Mark Pizzolato Mark at infocomm.com
Wed Sep 5 06:16:48 EDT 2018


On Tuesday, September 4, 2018 at 12:21 PM, Timothe Litt wrote:
> On 04-Sep-18 15:09, Paul Koning wrote:
> > On Sep 4, 2018, at 3:06 PM, Lars Brinkhoff <lars at nocrew.org> wrote:
> > > Timothe Litt wrote:
> > > > If a ROM device is added to the -11, I suggest that:
> > > > a) It be capable of multiple units
> > > > b) each unit with a start address (in I/O space) & length
> > >
> > > I was going to do this, but I quickly learned that a SIMH 
> > > unit can't have a base address of its own.  All units share 
> > > the address region defined by the governing device.
> > 
> > Another way to handle ROM would be to have a switch on the 
> > LOAD command that tells it to permit binaries that have load 
> > addresses in I/O space.  Then your current ROM devices config 
> > would be "whatever is loaded by the load commands I have issued".
>
> That's an interesting approach, but it may or may not provide the 
> correct length.  And it doesn't handle power-on boot/dip switches.
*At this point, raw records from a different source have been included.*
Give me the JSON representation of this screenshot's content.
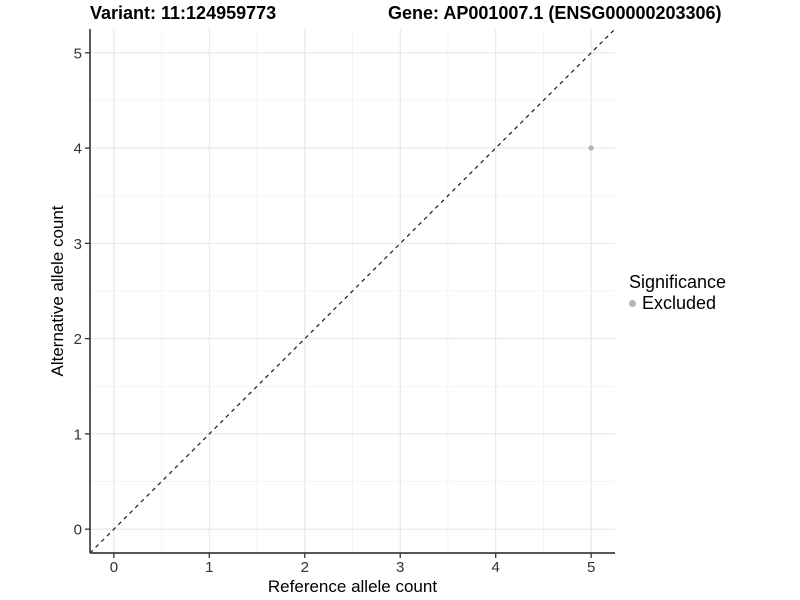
{
  "titles": {
    "variant": "Variant: 11:124959773",
    "gene": "Gene: AP001007.1 (ENSG00000203306)"
  },
  "chart_data": {
    "type": "scatter",
    "title_left": "Variant: 11:124959773",
    "title_right": "Gene: AP001007.1 (ENSG00000203306)",
    "xlabel": "Reference allele count",
    "ylabel": "Alternative allele count",
    "xlim": [
      -0.25,
      5.25
    ],
    "ylim": [
      -0.25,
      5.25
    ],
    "xticks": [
      0,
      1,
      2,
      3,
      4,
      5
    ],
    "yticks": [
      0,
      1,
      2,
      3,
      4,
      5
    ],
    "minor_ticks_x": [
      0.5,
      1.5,
      2.5,
      3.5,
      4.5
    ],
    "minor_ticks_y": [
      0.5,
      1.5,
      2.5,
      3.5,
      4.5
    ],
    "grid": true,
    "series": [
      {
        "name": "Excluded",
        "marker": "circle",
        "color": "#b5b5b5",
        "points": [
          {
            "x": 5,
            "y": 4
          }
        ]
      }
    ],
    "reference_line": {
      "kind": "identity y=x",
      "style": "dashed",
      "from": [
        -0.25,
        -0.25
      ],
      "to": [
        5.25,
        5.25
      ],
      "color": "#1a1a1a"
    },
    "legend": {
      "title": "Significance",
      "position": "right",
      "items": [
        {
          "label": "Excluded",
          "color": "#b5b5b5",
          "marker": "circle"
        }
      ]
    },
    "colors": {
      "background": "#ffffff",
      "grid_major": "#e7e7e7",
      "grid_minor": "#f2f2f2",
      "axis_line": "#3f3f3f",
      "tick_mark": "#333333",
      "tick_label": "#333333",
      "axis_title": "#000000",
      "point": "#b5b5b5"
    }
  }
}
All true.  Your general suggestion are 100% appropriate for a general
ROM solution.

A while back, someone came along wanting to submit a simulator for 
multiple MRV11-Ds which seemed to have the ability to have several 
different blocks of ROM and/or RAM.  The proposed implementation 
changed the DEVICE, DIB structures.  Additionally there would be 
complex issues about memory was represented and programmatically 
accessed in the simulator.  Due to the extensive changes required in 
many places, this didn't get accepted.

I would hope that support for the full MRV11-D functionality would
also be part of the general ROM solution.
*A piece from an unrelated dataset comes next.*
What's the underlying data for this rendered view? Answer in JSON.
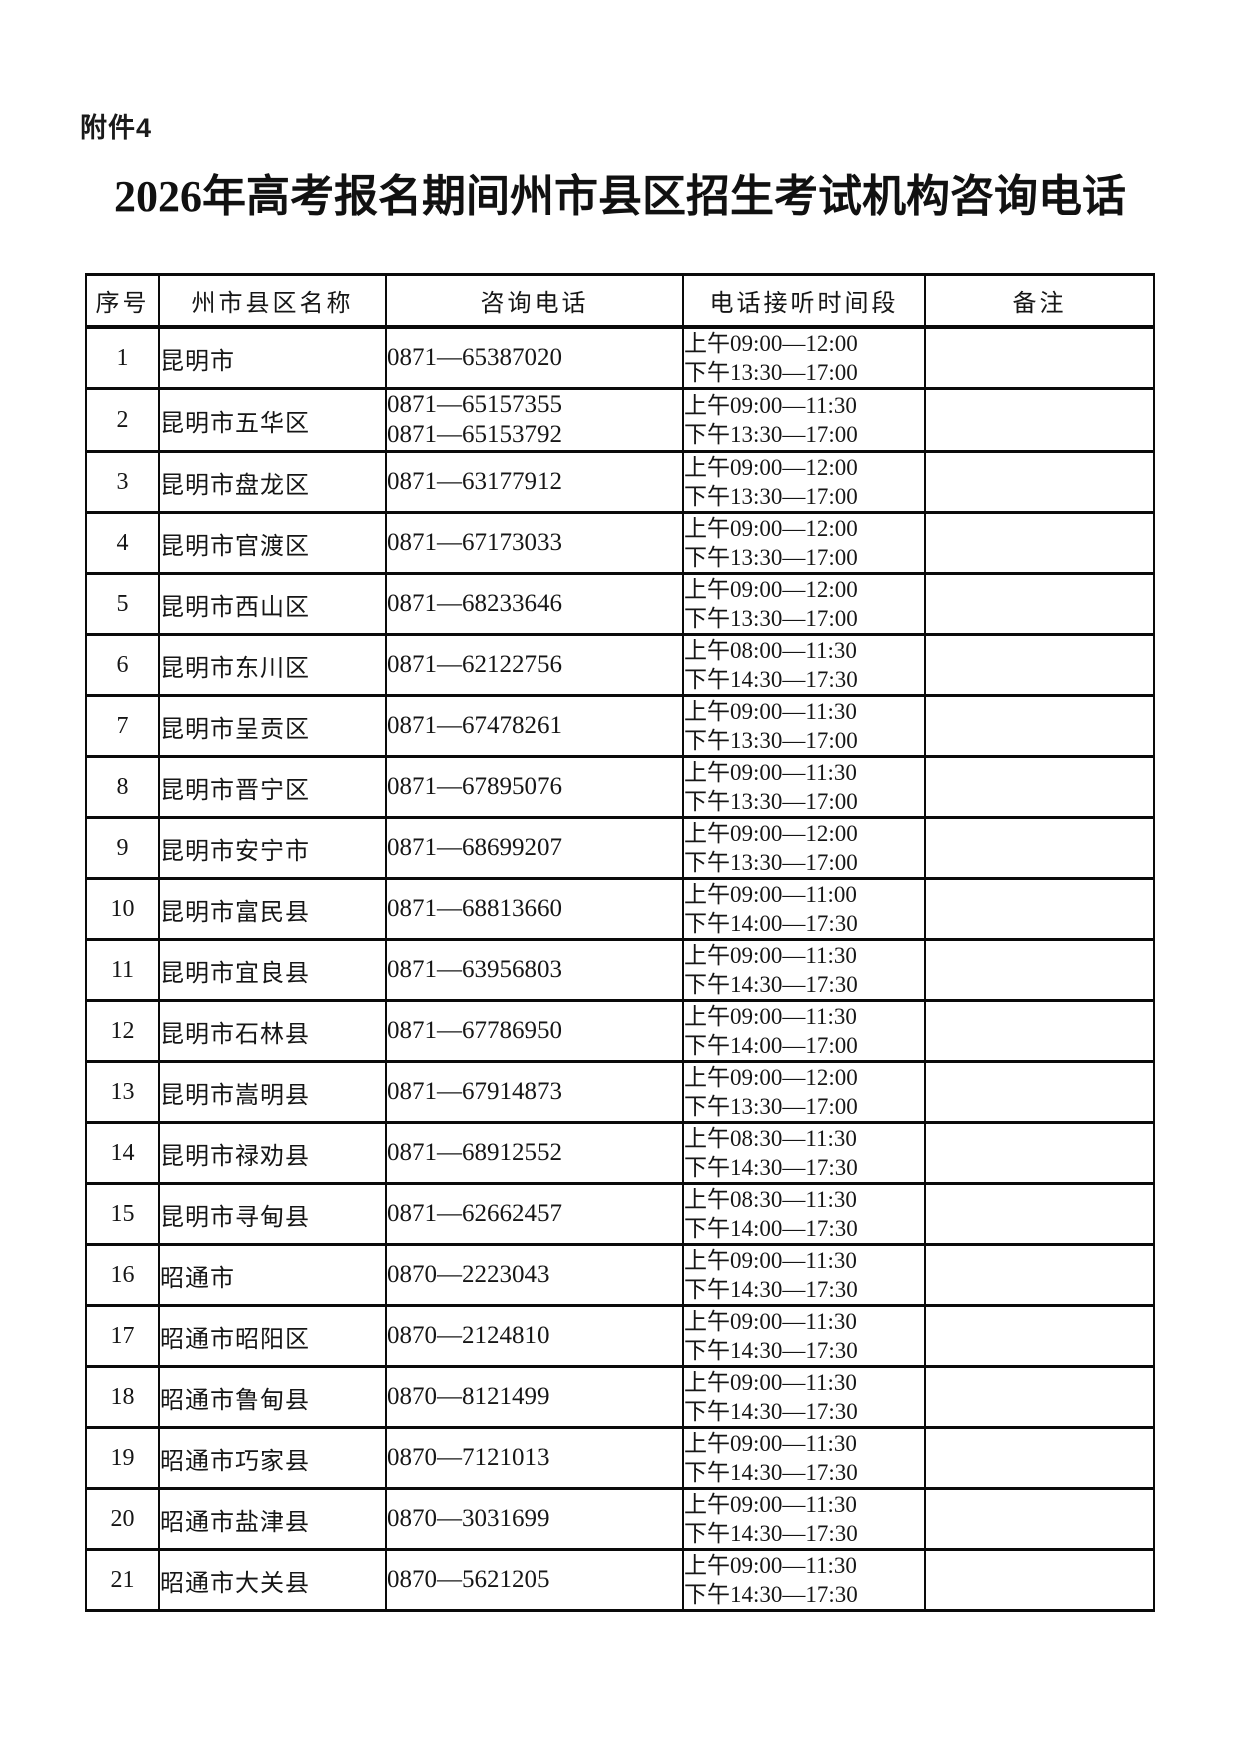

The simh generic approach to booting devices has each device supply 
code which implements its boot activity.  This functionality goes back 
to the earliest simh implementation and has allowed the plethora of 
PDP11 models to be implemented in a single simulator without having
to support the many different system specific boot mechanisms.

This built-in, per device, boot support is orthogonal to the specific goal 
of adding generic ROM capabilities to the PDP11 simulator.

You had said:
> With this architecture, adding a boot (or device) ROM becomes as 
> simple as distributing the ROM image.  

Absolutely.

> And SimH doesn't have to compile-in every ROM.  
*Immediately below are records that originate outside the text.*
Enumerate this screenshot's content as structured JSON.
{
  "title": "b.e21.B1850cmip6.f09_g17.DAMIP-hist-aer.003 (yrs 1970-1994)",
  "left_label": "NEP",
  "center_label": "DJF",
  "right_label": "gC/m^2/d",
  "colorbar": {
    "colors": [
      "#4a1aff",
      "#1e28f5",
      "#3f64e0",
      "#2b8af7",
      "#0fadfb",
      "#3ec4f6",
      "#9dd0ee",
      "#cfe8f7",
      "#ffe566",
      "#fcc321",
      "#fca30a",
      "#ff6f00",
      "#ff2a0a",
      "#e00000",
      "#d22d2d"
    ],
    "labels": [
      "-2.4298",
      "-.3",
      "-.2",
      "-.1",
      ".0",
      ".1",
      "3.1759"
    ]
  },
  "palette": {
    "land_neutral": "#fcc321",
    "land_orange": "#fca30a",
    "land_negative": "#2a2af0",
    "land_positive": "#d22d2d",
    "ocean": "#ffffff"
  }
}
There is absolutely no intention of compiling-in every ROM image.  In 
all simulators that have ROMs that are part of the simulator, a user can 
load absolutely any data they want in the ROM in their configuration 
file or by hand.  The built-in ROM functionality for the VAX simulators 
provides the default ROM in the event that a user hasn't loaded a 
different one.  This default behavior serves 99%+ of the use cases 
without a user having to hunt for a separate ROM image before they 
get to doing what they really want to do, which normally is interacting 
with the running simulator rather dealing with complicated steps 
getting it started.

The simh per device boot code (and boot ROMs for that matter) are 
merely shortcuts for getting the system started.  It saves the user all the 
tedium of manually toggling in the boot program into memory via the 
front panel... :-)  Having default ROM images built into the simulator are 
merely similar steps to reducing the amount of switch toggling.
 
> And it would bring us closer to being able to handle PDP-11 host and 
> network boot.

A ROM could be used to network boot a PDP11 just as it could be used to
boot from a disk.  The network (XQ) and all disks are already bootable in 
the PDP11 simulator with the per device boot mechanisms.